Sitka deer can be both migratory and residential depending on their habitat; but during winter, they primarily reside in old or mixed-age forest growth below 1500 ft, except on the southern two-thirds of Kodiak Island, where forest cover is absent. The rut peaks in mid-November and fawns are born in early June; they weigh 6–8 lbs. Bucks can weigh up to 120–200 lbs and does can weigh 80–100 lbs.

==Diet==
Sitka deer primarily eat green vegetation. However, during the intense Alaskan winters, they also feed on woody vegetation and lichens. Sitka deer have no upper incisors, and digest vegetation through grinding plant material between their upper and lower molars. All Odocoileus species are ruminants, in that they have four-chambered stomachs which allow them to "ruminate" (rechew) their food, and contains bacteria specialized in breaking down cellulose. Since these bacteria are so specialized, they have tremendous difficulty digesting strange material and can die of starvation with their bellies full of food. Sitka deer feed on several plants and algae natural to their environment, including "Red Alder" Alnus rubra, "fireweed" Chamaenerion angustifolium, "dandelion" Taraxacum officinale, "skunk cabbage" Lysichiton americanus, "deer heart" Maianthemum dilatatum, "Salmonberry" Rubus spectabilis and "bull kelp" Nereocystis luetkeana. Sitka deer will also opportunistically feed on domestic plants and trees including, apple trees, cherry trees, plum trees, strawberry plants, raspberry plants and black berry plants.

==Population and hunting==
Sitka deer population fluctuate considerably due to the harsh Alaskan winters and are typically estimated using pellet surveys, DNA, photo traps and other methods. However, they are an abundant species that rapidly recovers from low populations, especially on Admiralty, Baranof, Chichagof, Kodiak, and other islands where wolves are naturally absent. They are not designated at risk. Introduced in the 19th century, Sitka deer have become abundant on the islands of Haida Gwaii, overgrazing local flora, so the Haida Nation forest guardian program encourages meat hunting to reduce total numbers.
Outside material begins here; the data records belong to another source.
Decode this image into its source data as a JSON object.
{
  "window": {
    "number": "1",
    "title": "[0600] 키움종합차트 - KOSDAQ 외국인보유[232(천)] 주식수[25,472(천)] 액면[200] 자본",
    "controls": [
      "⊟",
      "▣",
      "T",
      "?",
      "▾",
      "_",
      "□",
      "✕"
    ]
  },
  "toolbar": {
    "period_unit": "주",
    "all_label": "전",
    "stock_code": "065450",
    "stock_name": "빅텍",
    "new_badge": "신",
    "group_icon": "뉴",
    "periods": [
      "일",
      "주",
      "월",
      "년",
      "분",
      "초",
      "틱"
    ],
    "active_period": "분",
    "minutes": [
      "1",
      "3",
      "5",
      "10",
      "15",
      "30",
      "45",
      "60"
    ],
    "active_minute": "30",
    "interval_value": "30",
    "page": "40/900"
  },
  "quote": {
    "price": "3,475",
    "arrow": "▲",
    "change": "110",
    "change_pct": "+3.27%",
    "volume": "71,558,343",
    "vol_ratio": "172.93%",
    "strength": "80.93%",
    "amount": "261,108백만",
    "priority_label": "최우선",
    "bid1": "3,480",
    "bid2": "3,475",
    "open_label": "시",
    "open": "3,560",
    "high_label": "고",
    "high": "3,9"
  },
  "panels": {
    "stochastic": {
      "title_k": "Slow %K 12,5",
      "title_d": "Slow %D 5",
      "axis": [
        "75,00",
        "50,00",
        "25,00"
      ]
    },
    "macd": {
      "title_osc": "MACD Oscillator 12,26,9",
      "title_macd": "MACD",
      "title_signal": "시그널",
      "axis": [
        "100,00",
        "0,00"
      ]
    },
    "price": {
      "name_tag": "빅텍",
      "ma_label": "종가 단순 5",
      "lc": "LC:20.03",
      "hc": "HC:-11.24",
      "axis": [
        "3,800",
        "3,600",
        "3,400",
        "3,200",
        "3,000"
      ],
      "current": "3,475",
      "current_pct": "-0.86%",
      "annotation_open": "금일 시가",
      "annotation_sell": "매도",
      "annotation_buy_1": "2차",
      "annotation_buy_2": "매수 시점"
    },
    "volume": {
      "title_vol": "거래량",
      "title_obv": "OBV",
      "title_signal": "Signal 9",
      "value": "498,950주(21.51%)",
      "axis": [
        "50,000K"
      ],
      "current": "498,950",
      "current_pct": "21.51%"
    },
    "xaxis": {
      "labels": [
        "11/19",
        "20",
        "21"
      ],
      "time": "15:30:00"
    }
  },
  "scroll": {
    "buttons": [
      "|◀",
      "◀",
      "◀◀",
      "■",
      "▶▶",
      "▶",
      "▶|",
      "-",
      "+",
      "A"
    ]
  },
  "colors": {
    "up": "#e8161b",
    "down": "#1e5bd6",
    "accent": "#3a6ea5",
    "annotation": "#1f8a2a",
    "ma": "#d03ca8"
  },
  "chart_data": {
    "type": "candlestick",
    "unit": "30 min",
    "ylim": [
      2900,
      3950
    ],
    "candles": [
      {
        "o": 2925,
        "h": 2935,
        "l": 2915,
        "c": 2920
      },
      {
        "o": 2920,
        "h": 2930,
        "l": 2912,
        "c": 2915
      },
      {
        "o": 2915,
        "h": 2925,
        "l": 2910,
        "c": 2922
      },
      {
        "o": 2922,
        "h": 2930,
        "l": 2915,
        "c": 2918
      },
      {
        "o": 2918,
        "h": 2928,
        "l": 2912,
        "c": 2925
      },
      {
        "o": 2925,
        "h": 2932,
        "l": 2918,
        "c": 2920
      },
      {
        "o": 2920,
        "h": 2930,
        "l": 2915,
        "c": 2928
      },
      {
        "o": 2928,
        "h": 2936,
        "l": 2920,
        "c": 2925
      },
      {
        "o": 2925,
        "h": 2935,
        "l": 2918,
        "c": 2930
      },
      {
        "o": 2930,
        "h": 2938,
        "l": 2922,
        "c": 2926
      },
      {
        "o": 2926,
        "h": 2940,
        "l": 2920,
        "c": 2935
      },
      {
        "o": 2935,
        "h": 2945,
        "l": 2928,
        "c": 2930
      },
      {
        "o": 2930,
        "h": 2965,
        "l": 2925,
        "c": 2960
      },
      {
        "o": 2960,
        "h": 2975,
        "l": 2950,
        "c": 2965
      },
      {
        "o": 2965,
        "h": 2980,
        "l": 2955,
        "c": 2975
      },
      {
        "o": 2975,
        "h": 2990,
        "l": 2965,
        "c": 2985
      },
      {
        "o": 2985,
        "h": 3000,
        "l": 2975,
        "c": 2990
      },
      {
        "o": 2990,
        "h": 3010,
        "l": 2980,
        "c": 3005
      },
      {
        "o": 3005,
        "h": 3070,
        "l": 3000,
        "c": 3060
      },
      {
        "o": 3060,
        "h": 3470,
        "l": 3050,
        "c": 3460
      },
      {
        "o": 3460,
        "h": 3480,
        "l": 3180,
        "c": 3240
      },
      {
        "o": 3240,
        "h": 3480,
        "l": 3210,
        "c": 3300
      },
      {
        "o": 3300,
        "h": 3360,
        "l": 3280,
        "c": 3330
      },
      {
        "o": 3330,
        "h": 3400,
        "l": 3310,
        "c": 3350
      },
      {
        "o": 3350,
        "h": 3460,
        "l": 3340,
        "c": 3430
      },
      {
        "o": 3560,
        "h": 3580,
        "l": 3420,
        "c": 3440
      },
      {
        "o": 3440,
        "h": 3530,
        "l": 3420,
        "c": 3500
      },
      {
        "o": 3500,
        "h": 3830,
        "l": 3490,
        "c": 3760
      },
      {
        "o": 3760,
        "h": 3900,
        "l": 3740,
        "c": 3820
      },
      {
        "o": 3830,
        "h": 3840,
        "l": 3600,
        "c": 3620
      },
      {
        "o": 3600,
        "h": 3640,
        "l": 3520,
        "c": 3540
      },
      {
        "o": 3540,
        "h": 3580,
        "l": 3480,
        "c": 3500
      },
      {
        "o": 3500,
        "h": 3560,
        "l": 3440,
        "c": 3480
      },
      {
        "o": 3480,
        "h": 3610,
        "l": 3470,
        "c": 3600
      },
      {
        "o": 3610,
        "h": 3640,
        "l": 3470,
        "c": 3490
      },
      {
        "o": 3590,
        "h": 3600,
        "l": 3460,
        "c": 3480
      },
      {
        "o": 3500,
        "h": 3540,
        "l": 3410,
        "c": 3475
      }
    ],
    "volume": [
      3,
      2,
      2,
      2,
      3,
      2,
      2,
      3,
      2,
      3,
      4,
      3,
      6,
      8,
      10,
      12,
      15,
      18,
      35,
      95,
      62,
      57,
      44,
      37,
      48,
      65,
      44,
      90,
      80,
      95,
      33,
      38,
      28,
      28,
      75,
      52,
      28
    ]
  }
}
Natural predators include wolves, mountain lions, grizzly bears, and American black bears; credible reports have reported killer whales taking them while swimming in deeper water. Human predation seems to have little to no effect on Sitka deer populations. However, habitat loss from clear-cutting old growth forests may contribute to population decline. Normal adult antlers are often small in size; very few deer score above a 110 on the Boone and Crockett system.
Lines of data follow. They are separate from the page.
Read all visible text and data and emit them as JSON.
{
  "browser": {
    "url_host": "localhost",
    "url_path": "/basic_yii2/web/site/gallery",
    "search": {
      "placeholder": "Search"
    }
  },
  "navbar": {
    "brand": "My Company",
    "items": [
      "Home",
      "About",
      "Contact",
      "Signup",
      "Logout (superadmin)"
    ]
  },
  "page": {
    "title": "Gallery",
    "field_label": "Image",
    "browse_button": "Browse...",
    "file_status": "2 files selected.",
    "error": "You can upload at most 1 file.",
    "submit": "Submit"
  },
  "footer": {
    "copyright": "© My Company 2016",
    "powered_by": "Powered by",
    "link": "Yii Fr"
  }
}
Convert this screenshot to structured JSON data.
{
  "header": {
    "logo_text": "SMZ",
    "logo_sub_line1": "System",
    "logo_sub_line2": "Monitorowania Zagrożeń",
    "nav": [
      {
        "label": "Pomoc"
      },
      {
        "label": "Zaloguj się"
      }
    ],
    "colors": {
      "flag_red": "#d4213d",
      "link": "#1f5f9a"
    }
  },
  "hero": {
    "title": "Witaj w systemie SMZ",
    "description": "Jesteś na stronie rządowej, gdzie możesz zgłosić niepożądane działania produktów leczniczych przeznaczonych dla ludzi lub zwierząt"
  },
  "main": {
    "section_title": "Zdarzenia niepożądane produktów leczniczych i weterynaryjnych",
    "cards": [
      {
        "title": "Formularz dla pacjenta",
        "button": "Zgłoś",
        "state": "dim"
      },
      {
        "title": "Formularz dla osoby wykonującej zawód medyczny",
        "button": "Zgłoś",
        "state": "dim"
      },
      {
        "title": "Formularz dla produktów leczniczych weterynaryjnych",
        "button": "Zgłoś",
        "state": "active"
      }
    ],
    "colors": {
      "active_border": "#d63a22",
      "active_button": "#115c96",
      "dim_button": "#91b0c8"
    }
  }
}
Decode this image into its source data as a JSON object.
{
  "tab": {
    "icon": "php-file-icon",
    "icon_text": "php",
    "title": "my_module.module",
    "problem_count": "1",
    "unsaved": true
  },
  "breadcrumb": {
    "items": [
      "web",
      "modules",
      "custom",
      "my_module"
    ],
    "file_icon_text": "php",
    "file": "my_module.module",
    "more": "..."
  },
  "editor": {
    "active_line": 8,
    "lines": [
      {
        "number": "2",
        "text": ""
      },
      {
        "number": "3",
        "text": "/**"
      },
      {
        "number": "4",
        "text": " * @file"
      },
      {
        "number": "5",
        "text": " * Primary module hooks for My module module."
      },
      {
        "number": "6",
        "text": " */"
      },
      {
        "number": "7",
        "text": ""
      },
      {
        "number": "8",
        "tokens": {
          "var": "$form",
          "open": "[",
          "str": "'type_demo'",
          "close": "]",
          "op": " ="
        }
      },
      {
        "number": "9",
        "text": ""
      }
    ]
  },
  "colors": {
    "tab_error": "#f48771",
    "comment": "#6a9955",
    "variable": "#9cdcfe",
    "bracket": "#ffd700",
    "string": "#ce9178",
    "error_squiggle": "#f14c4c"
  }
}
Logging practices can affect the populations of the Sitka black-tailed deer. While clearcutting is thought to provide more and better habitat for the Sitka deer clear-cutting can also have a diverse effect on the deer. Hunters have always focused on these clearcut areas and for good reason. However, when the winter has deep snow these clearcut areas are covered leaving less food when the Sitka needs it most. A secondary problem is the energy that is needed for the deer to travel through these areas when the snow is so deep.